Saturday, February 5, 2011

Intro to my Education

For my Elementary Ed major, I'm in a class this semester called Intro to Education. We have 1.5 hours of class every Tuesday morning, then we go into a school in Lynn to observe for a few hours Thursday mornings. This past Thursday was our first day in Harrington school! I got the jitters, woke up 5 times in the 2 hours before I was supposed to get up (which only happens when I am nervous or absolutely have to get up early), got up at 6am and went to school! It was amazing.

Background of Harrington school: last year it was declared below national standards because it failed the MCAS (standardized test for the state of MA), 90% of it's students are on free or reduced lunch because they are living in poverty, and I'm not sure the exact number, but it has a high percentage of students for whom English is not their first language. Lynn, the city it is located in, has more than double the percent of people living under the poverty rate than the state of MA. Most of those are children. Basically, it is not a prime place to live or raise a family.

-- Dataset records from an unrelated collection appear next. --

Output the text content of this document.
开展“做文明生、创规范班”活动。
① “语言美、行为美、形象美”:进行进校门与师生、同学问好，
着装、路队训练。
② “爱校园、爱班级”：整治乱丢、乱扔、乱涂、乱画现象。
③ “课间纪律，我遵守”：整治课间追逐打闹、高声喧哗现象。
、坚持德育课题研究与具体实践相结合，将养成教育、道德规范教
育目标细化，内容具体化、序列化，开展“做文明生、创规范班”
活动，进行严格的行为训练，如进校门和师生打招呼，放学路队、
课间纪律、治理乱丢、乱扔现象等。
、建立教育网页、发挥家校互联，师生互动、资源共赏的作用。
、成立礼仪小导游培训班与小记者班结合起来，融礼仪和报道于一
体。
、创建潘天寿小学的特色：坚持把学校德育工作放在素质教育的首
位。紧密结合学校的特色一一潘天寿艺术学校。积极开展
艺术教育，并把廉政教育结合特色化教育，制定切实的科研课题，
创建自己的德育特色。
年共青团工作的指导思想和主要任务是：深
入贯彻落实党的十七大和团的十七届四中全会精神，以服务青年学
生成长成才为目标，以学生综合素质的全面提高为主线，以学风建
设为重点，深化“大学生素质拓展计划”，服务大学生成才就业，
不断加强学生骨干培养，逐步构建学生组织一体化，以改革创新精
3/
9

I was placed in a fourth grade classroom, and will go back for 7 more Thursdays. I loved it. The children were amazing. At the same time, I was humbled beyond belief. I was terrified out of my mind. I walked out of the classroom with a huge smile on my face and a weight in my soul. I have no idea what I'm doing.

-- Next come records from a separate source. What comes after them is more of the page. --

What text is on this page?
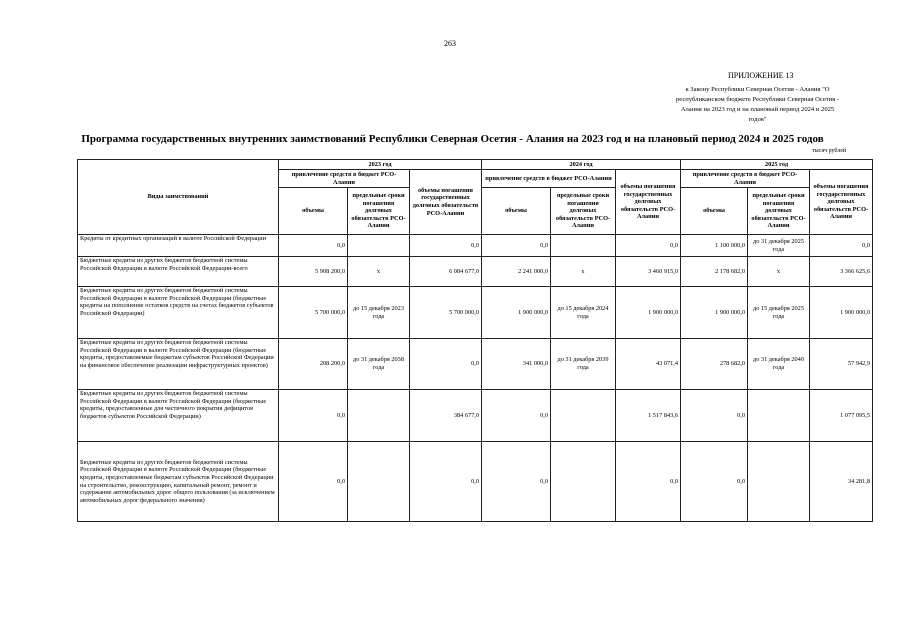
263
ПРИЛОЖЕНИЕ 13
к Закону Республики Северная Осетия - Алания "О
республиканском бюджете Республики Северная Осетия -
Алания на 2023 год и на плановый период 2024 и 2025
годов"
Программа государственных внутренних заимствований Республики Северная Осетия - Алания на 2023 год и на плановый период 2024 и 2025 годов
тысяч рублей
Виды заимствований	2023 год			2024 год			2025 год		
	привлечение средств в бюджет РСО-Алании		объемы погашения государственных долговых обязательств РСО-Алании	привлечение средств в бюджет РСО-Алании		объемы погашения государственных долговых обязательств РСО-Алании	привлечение средств в бюджет РСО-Алании		объемы погашения государственных долговых обязательств РСО-Алании
	объемы	предельные сроки погашения долговых обязательств РСО-Алании		объемы	предельные сроки погашения долговых обязательств РСО-Алании		объемы	предельные сроки погашения долговых обязательств РСО-Алании	
Кредиты от кредитных организаций в валюте Российской Федерации	0,0		0,0	0,0		0,0	1 100 000,0	до 31 декабря 2025 года	0,0
Бюджетные кредиты из других бюджетов бюджетной системы Российской Федерации в валюте Российской Федерации-всего	5 908 200,0	х	6 084 677,0	2 241 000,0	х	3 460 915,0	2 178 682,0	х	3 366 625,6
Бюджетные кредиты из других бюджетов бюджетной системы Российской Федерации в валюте Российской Федерации (бюджетные кредиты на пополнение остатков средств на счетах бюджетов субъектов Российской Федерации)	5 700 000,0	до 15 декабря 2023 года	5 700 000,0	1 900 000,0	до 15 декабря 2024 года	1 900 000,0	1 900 000,0	до 15 декабря 2025 года	1 900 000,0
Бюджетные кредиты из других бюджетов бюджетной системы Российской Федерации в валюте Российской Федерации (бюджетные кредиты, предоставляемые бюджетам субъектов Российской Федерации на финансовое обеспечение реализации инфраструктурных проектов)	208 200,0	до 31 декабря 2038 года	0,0	341 000,0	до 31 декабря 2039 года	43 071,4	278 682,0	до 31 декабря 2040 года	57 942,9
Бюджетные кредиты из других бюджетов бюджетной системы Российской Федерации в валюте Российской Федерации (бюджетные кредиты, предоставленные для частичного покрытия дефицитов бюджетов субъектов Российской Федерации)	0,0		384 677,0	0,0		1 517 843,6	0,0		1 077 095,5
Бюджетные кредиты из других бюджетов бюджетной системы Российской Федерации в валюте Российской Федерации (бюджетные кредиты, предоставленные бюджетам субъектов Российской Федерации на строительство, реконструкцию, капитальный ремонт, ремонт и содержание автомобильных дорог общего пользования (за исключением автомобильных дорог федерального значения)	0,0		0,0	0,0		0,0	0,0		34 281,8
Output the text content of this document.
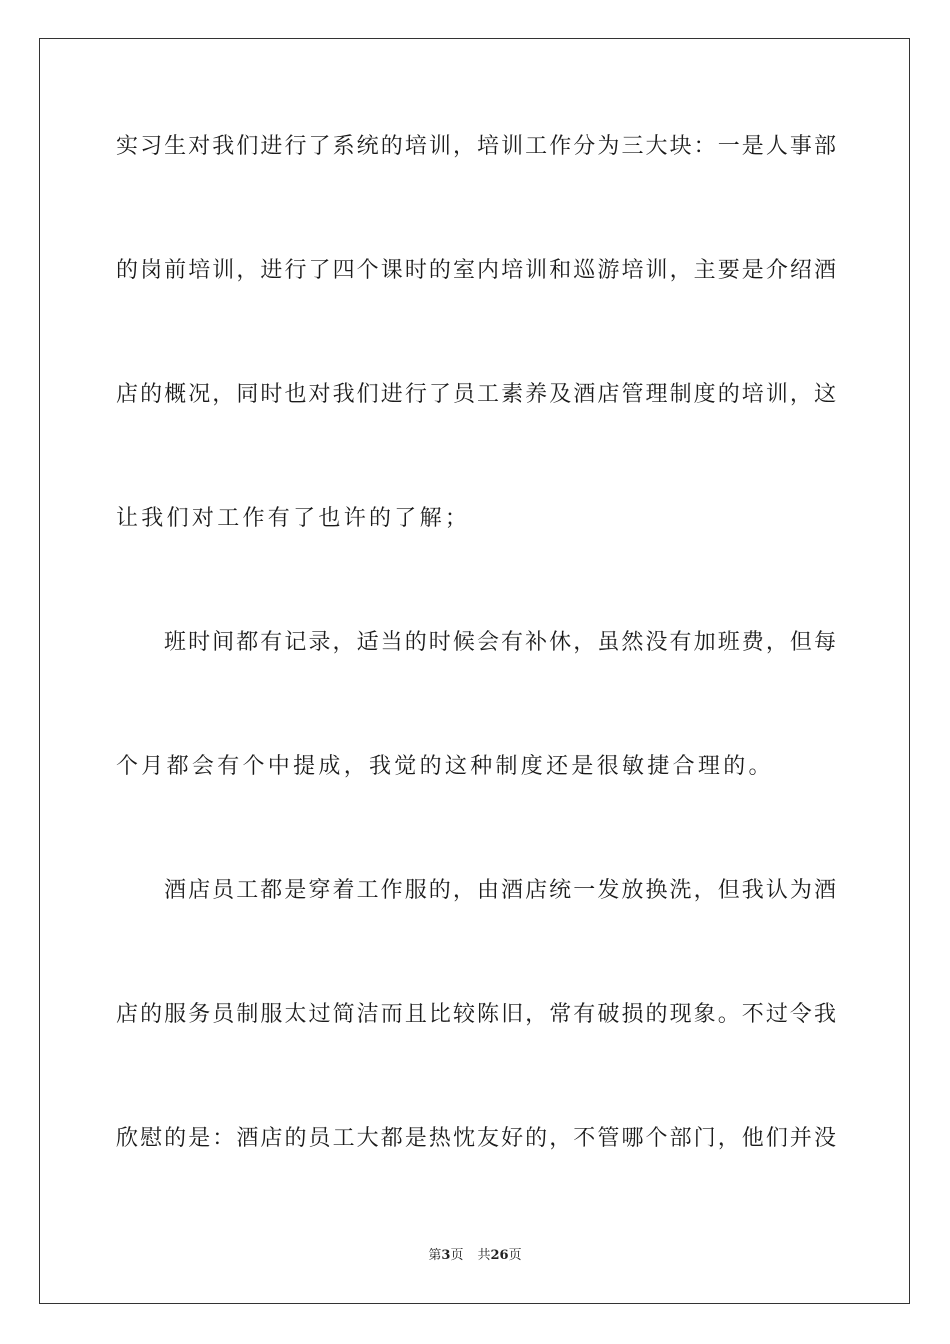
实习生对我们进行了系统的培训，培训工作分为三大块：一是人事部
的岗前培训，进行了四个课时的室内培训和巡游培训，主要是介绍酒
店的概况，同时也对我们进行了员工素养及酒店管理制度的培训，这
让我们对工作有了也许的了解；
班时间都有记录，适当的时候会有补休，虽然没有加班费，但每
个月都会有个中提成，我觉的这种制度还是很敏捷合理的。
酒店员工都是穿着工作服的，由酒店统一发放换洗，但我认为酒
店的服务员制服太过简洁而且比较陈旧，常有破损的现象。不过令我
欣慰的是：酒店的员工大都是热忱友好的，不管哪个部门，他们并没
第3页 共26页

The teacher I was placed with had me read an entry from one of her students' journal. The entry began something like, "There were gunshots outside my house last night" and went on to tell how the police had come and hadn't caught anyone, but how she was familiar with this type of scene by now. I was floored. How do students learn when they have that sort of thing going on at home??

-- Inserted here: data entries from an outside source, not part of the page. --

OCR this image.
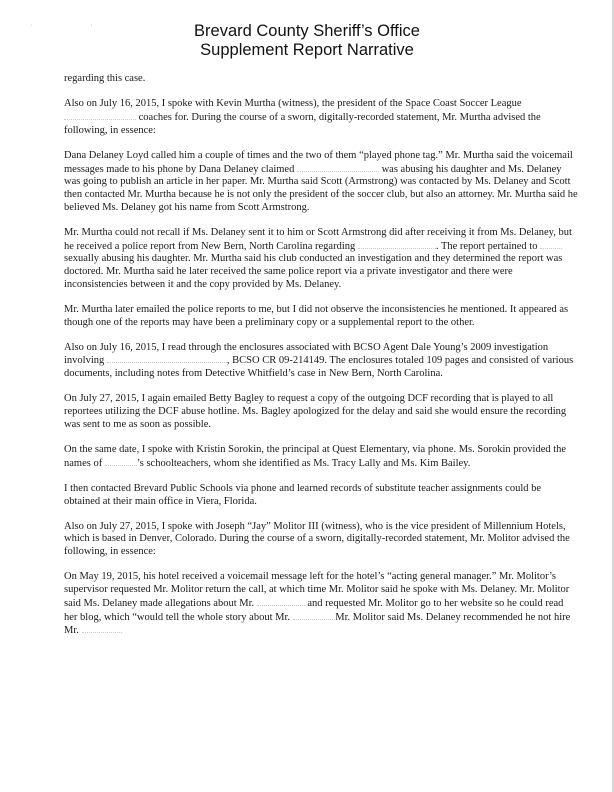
· ·	Brevard County Sheriff’s Office
Supplement Report Narrative

regarding this case.

Also on July 16, 2015, I spoke with Kevin Murtha (witness), the president of the Space Coast Soccer League  coaches for. During the course of a sworn, digitally-recorded statement, Mr. Murtha advised the following, in essence:

Dana Delaney Loyd called him a couple of times and the two of them “played phone tag.” Mr. Murtha said the voicemail messages made to his phone by Dana Delaney claimed	was abusing his daughter and Ms. Delaney was going to publish an article in her paper. Mr. Murtha said Scott (Armstrong) was contacted by Ms. Delaney and Scott then contacted Mr. Murtha because he is not only the president of the soccer club, but also an attorney. Mr. Murtha said he believed Ms. Delaney got his name from Scott Armstrong.

Mr. Murtha could not recall if Ms. Delaney sent it to him or Scott Armstrong did after receiving it from Ms. Delaney, but he received a police report from New Bern, North Carolina regarding	. The report pertained to  sexually abusing his daughter. Mr. Murtha said his club conducted an investigation and they determined the report was doctored. Mr. Murtha said he later received the same police report via a private investigator and there were inconsistencies between it and the copy provided by Ms. Delaney.

Mr. Murtha later emailed the police reports to me, but I did not observe the inconsistencies he mentioned. It appeared as though one of the reports may have been a preliminary copy or a supplemental report to the other.

Also on July 16, 2015, I read through the enclosures associated with BCSO Agent Dale Young’s 2009 investigation involving	, BCSO CR 09-214149. The enclosures totaled 109 pages and consisted of various documents, including notes from Detective Whitfield’s case in New Bern, North Carolina.

On July 27, 2015, I again emailed Betty Bagley to request a copy of the outgoing DCF recording that is played to all reportees utilizing the DCF abuse hotline. Ms. Bagley apologized for the delay and said she would ensure the recording was sent to me as soon as possible.

On the same date, I spoke with Kristin Sorokin, the principal at Quest Elementary, via phone. Ms. Sorokin provided the names of	’s schoolteachers, whom she identified as Ms. Tracy Lally and Ms. Kim Bailey.

I then contacted Brevard Public Schools via phone and learned records of substitute teacher assignments could be obtained at their main office in Viera, Florida.

Also on July 27, 2015, I spoke with Joseph “Jay” Molitor III (witness), who is the vice president of Millennium Hotels, which is based in Denver, Colorado. During the course of a sworn, digitally-recorded statement, Mr. Molitor advised the following, in essence:

On May 19, 2015, his hotel received a voicemail message left for the hotel’s “acting general manager.” Mr. Molitor’s supervisor requested Mr. Molitor return the call, at which time Mr. Molitor said he spoke with Ms. Delaney. Mr. Molitor said Ms. Delaney made allegations about Mr.	and requested Mr. Molitor go to her website so he could read her blog, which “would tell the whole story about Mr.	Mr. Molitor said Ms. Delaney recommended he not hire Mr.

That night I had a bit of a panic attack. I realized that I am an 18-year-old, white female from a affluent home and wealthy community. I've never had to deal with any of the things these kids deal with on a daily basis. How could I make any difference? How could I survive in a setting that is such a polar opposite from what I grew up in? How could I teach them, love them and be someone they can always depend on all at once? These thoughts, and so many more, flew around my mind on an endless loop. I was up at 1:30AM trying to figure everything out, feeling discouraged, depressed and hopeless. I was ready to give up and change my major, or give up my dream of teaching in an inner city school, and find some wealthy students with no baggage who love learning.

I decided to shower, because that's what I do when I need to ponder deep thoughts. When I was in the shower, I could feel myself becoming more discouraged. That was when I realized that Satan wanted me to feel discouraged and down on myself. If I allowed myself to sink into this misery, he would win. I suddenly became really encouraged. Yes, I was still terrified, and still am. But my future holds enough weight in the view of eternity that the devil is trying to bring me down and not allow me to do it.

"If God is for us, who can be against us?" Romans 8:32. I will be attacked. I will be discouraged. I will be fought against. But with God on my side, I cannot lose. I cannot fail. I have no idea what I'm doing, but that's what I'm at school for. I have time to learn still. Besides, I have the God who created the world on my side. I'll be absolutely fine.